« On ne trahit pas l’intelligence impunément. »
À l’origine, il y avait une promesse. Celle d’une intelligence artificielle au service de l’humanité, d’un outil éthique, transparent, libre et collaboratif. OpenAI, nom choisi pour incarner cette vision, s’érigeait en rempart contre les dérives des GAFAM. Mais en quelques années, cette promesse s’est muée en une mécanique d’opacité, de segmentation tarifaire brutale, et de désorientation technique massive. OpenAI n’a pas seulement trahi son nom ; elle a trahi l’intelligence.

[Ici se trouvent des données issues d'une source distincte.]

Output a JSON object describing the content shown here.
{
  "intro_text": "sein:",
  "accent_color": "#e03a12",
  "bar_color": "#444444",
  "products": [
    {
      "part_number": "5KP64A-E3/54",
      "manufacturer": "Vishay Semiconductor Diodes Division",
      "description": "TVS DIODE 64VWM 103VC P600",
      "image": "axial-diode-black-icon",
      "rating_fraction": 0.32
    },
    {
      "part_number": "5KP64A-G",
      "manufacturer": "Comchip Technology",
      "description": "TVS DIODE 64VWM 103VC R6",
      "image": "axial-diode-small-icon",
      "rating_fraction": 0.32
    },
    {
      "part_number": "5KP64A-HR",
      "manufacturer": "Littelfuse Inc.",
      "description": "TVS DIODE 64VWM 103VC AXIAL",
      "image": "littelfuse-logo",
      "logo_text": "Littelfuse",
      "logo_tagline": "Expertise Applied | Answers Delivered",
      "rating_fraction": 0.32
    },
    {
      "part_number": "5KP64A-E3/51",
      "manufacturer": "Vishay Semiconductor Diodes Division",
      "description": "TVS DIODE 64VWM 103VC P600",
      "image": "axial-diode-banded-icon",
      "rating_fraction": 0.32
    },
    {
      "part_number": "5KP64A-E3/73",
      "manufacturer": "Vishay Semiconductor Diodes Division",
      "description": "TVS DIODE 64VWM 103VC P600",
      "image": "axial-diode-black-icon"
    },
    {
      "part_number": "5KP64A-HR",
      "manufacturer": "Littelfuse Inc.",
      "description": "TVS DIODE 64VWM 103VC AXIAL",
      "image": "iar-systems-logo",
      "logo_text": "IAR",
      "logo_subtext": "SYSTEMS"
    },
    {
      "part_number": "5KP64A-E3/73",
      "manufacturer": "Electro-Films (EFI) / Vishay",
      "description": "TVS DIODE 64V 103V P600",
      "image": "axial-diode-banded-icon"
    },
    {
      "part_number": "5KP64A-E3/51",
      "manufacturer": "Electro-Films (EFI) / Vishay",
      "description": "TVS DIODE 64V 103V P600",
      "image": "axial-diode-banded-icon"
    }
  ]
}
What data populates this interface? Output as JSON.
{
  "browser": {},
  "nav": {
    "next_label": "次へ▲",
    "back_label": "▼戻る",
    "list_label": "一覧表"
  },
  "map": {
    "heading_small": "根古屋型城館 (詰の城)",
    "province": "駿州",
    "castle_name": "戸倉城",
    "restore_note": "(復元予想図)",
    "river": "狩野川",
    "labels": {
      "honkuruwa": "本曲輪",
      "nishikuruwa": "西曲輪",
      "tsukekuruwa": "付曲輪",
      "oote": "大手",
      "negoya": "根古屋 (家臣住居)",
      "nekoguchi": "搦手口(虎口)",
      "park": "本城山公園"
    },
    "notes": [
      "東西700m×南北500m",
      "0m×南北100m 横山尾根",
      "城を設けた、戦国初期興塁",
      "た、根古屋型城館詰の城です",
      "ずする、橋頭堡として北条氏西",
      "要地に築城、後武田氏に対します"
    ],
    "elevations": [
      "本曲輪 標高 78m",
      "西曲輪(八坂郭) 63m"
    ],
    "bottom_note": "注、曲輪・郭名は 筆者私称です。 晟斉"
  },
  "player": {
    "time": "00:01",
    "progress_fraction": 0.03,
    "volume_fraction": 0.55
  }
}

Fondée avec l’objectif affiché de préserver l’intérêt général, OpenAI s’est rapidement alignée sur les dynamiques les plus classiques du capitalisme numérique. D’abord financée à hauteur de plusieurs milliards par Microsoft, elle est devenue une coquille privatisée, verrouillée, centralisée, soumise à des logiques d’abonnement et de cloisonnement technologique. Les outils initialement pensés comme accessibles sont désormais réservés aux utilisateurs premium – puis ultra-premium. Le tout sans que la qualité de service suive.
Depuis 2023, les utilisateurs — y compris les abonnés payants — assistent à une suppression silencieuse de fonctions-clés : navigation web désactivée, mémoire désactivée, plugins supprimés ou brisés, limitations non documentées. Certains outils annoncés à grand renfort marketing, comme la transcription audio directe, ne sont tout simplement jamais apparus. D’autres, comme les assistants personnalisés, sont désormais bridés sans explication. Les plans tarifés à 20 $ ou 200 $ n’offrent pas ce qu’ils prétendent. Pire : aucun recours fiable n’existe. Aucun support humain, aucun remboursement possible, aucune documentation claire.
Derrière l’écran, un labyrinthe. Les interfaces changent sans avertissement, les règles d’utilisation évoluent sans logique, les réponses sont parfois fausses, parfois censurées, souvent incohérentes. On y cherche une cohérence, une logique, un cap. On n’y trouve qu’un brouillard algorithmique savamment entretenu. L’utilisateur est devenu un cobaye silencieux dans une mécanique qui dissout toute forme de stabilité ou de continuité dans le travail intellectuel.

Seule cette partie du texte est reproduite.